Lewinsky’s randoms range from cogent (No. 4: “The blame-the-woman mindset has thankfully receded over time through social conditioning. One prime example: What began in 1998 as ‘the Lewinsky Scandal’ or ‘the Lewinsky Affair’…underwent a nomenclature upgrade as the years marched on”) to frustratingly vague (No. 11: “As the years pass, one’s taste in partners gets better. (Wink.)”). Some of her observations require more than a tweet’s worth of content to stand on their own (No. 15: “The multiverse is real”); some have been already said to death (No. 3: “In 2023, we are (sadly) closer to the reality of Margaret Atwood’s The Handmaid’s Tale than we were when the book was published in 1985″).
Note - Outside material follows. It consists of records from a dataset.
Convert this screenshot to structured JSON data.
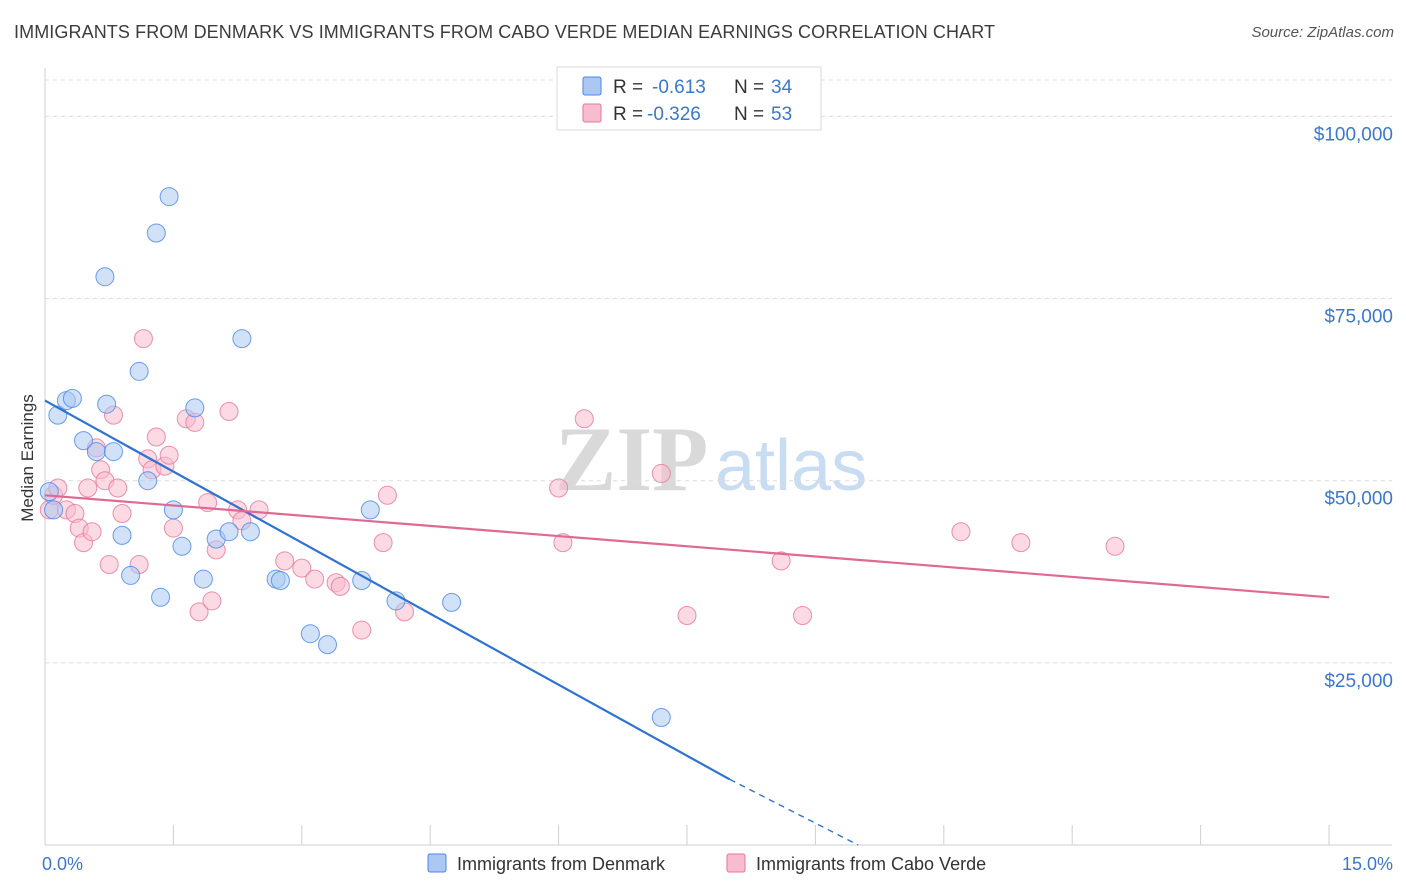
{
  "header": {
    "title": "IMMIGRANTS FROM DENMARK VS IMMIGRANTS FROM CABO VERDE MEDIAN EARNINGS CORRELATION CHART",
    "source": "Source: ZipAtlas.com"
  },
  "watermark": {
    "zip": "ZIP",
    "atlas": "atlas"
  },
  "colors": {
    "blue": "#4a86e8",
    "blue_fill": "#aac8f2",
    "blue_line": "#2e72d2",
    "pink": "#e8769a",
    "pink_fill": "#f7bccd",
    "pink_line": "#e06994",
    "tick_text": "#3a78d0",
    "grid": "#dcdcdc"
  },
  "legend": {
    "rows": [
      {
        "r_label": "R =",
        "r_value": "-0.613",
        "n_label": "N =",
        "n_value": "34"
      },
      {
        "r_label": "R =",
        "r_value": "-0.326",
        "n_label": "N =",
        "n_value": "53"
      }
    ]
  },
  "bottom_legend": {
    "items": [
      {
        "label": "Immigrants from Denmark"
      },
      {
        "label": "Immigrants from Cabo Verde"
      }
    ]
  },
  "chart_data": {
    "type": "scatter",
    "xlabel": "",
    "ylabel": "Median Earnings",
    "xlim": [
      0,
      15
    ],
    "ylim": [
      0,
      105000
    ],
    "x_tick_labels": [
      "0.0%",
      "15.0%"
    ],
    "y_ticks": [
      {
        "value": 25000,
        "label": "$25,000"
      },
      {
        "value": 50000,
        "label": "$50,000"
      },
      {
        "value": 75000,
        "label": "$75,000"
      },
      {
        "value": 100000,
        "label": "$100,000"
      }
    ],
    "grid": true,
    "legend_placement": "top-center",
    "series": [
      {
        "name": "Immigrants from Denmark",
        "color": "blue",
        "points": [
          [
            0.05,
            48500
          ],
          [
            0.1,
            46000
          ],
          [
            0.15,
            59000
          ],
          [
            0.25,
            61000
          ],
          [
            0.32,
            61300
          ],
          [
            0.45,
            55500
          ],
          [
            0.6,
            54000
          ],
          [
            0.7,
            78000
          ],
          [
            0.72,
            60500
          ],
          [
            0.8,
            54000
          ],
          [
            0.9,
            42500
          ],
          [
            1.0,
            37000
          ],
          [
            1.1,
            65000
          ],
          [
            1.2,
            50000
          ],
          [
            1.3,
            84000
          ],
          [
            1.35,
            34000
          ],
          [
            1.45,
            89000
          ],
          [
            1.5,
            46000
          ],
          [
            1.6,
            41000
          ],
          [
            1.75,
            60000
          ],
          [
            1.85,
            36500
          ],
          [
            2.0,
            42000
          ],
          [
            2.15,
            43000
          ],
          [
            2.3,
            69500
          ],
          [
            2.4,
            43000
          ],
          [
            2.7,
            36500
          ],
          [
            2.75,
            36300
          ],
          [
            3.1,
            29000
          ],
          [
            3.3,
            27500
          ],
          [
            3.7,
            36300
          ],
          [
            3.8,
            46000
          ],
          [
            4.1,
            33500
          ],
          [
            4.75,
            33300
          ],
          [
            7.2,
            17500
          ]
        ],
        "trend": {
          "x": [
            0,
            8.0
          ],
          "y": [
            61000,
            9000
          ]
        },
        "trend_dashed": {
          "x": [
            8.0,
            9.5
          ],
          "y": [
            9000,
            -2000
          ]
        }
      },
      {
        "name": "Immigrants from Cabo Verde",
        "color": "pink",
        "points": [
          [
            0.05,
            46000
          ],
          [
            0.1,
            48000
          ],
          [
            0.15,
            49000
          ],
          [
            0.25,
            46000
          ],
          [
            0.35,
            45500
          ],
          [
            0.4,
            43500
          ],
          [
            0.45,
            41500
          ],
          [
            0.5,
            49000
          ],
          [
            0.55,
            43000
          ],
          [
            0.6,
            54500
          ],
          [
            0.65,
            51500
          ],
          [
            0.7,
            50000
          ],
          [
            0.75,
            38500
          ],
          [
            0.8,
            59000
          ],
          [
            0.85,
            49000
          ],
          [
            0.9,
            45500
          ],
          [
            1.1,
            38500
          ],
          [
            1.15,
            69500
          ],
          [
            1.2,
            53000
          ],
          [
            1.25,
            51500
          ],
          [
            1.3,
            56000
          ],
          [
            1.4,
            52000
          ],
          [
            1.45,
            53500
          ],
          [
            1.5,
            43500
          ],
          [
            1.65,
            58500
          ],
          [
            1.75,
            58000
          ],
          [
            1.8,
            32000
          ],
          [
            1.9,
            47000
          ],
          [
            1.95,
            33500
          ],
          [
            2.0,
            40500
          ],
          [
            2.15,
            59500
          ],
          [
            2.25,
            46000
          ],
          [
            2.3,
            44500
          ],
          [
            2.5,
            46000
          ],
          [
            2.8,
            39000
          ],
          [
            3.0,
            38000
          ],
          [
            3.15,
            36500
          ],
          [
            3.4,
            36000
          ],
          [
            3.45,
            35500
          ],
          [
            3.7,
            29500
          ],
          [
            3.95,
            41500
          ],
          [
            4.0,
            48000
          ],
          [
            4.2,
            32000
          ],
          [
            6.0,
            49000
          ],
          [
            6.05,
            41500
          ],
          [
            6.3,
            58500
          ],
          [
            7.2,
            51000
          ],
          [
            7.5,
            31500
          ],
          [
            8.6,
            39000
          ],
          [
            8.85,
            31500
          ],
          [
            10.7,
            43000
          ],
          [
            11.4,
            41500
          ],
          [
            12.5,
            41000
          ]
        ],
        "trend": {
          "x": [
            0,
            15.0
          ],
          "y": [
            48000,
            34000
          ]
        }
      }
    ]
  }
}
Lewinsky references her 2014 essay for Vanity Fair that got the wheels rolling on this current sage phase of her fame, in which she offers insight through the viewing of her Clinton affair via her specific perspective. This type of reassessing became only more visible during the #MeToo movement, which Lewinsky refers to as “a baseline, not an aberration” in her recent VF piece. Telling her story on her terms has become something of Lewinsky’s brand—she co-produced the narrative adaptation of her scandal American Crime Story: Impeachment in 2021. This Lewinsky era is yet another product of accrued wisdom to hear her tell it. As she writes in random No. 18:

You cannot run away from your narrative. Perhaps the most challenging idea I had to come to accept was that there is no shedding or unshackling of the self that sprang from 1998 (and that made the behavioral decisions that landed me there). You can only try to integrate your previous selves with as much compassion as you can muster.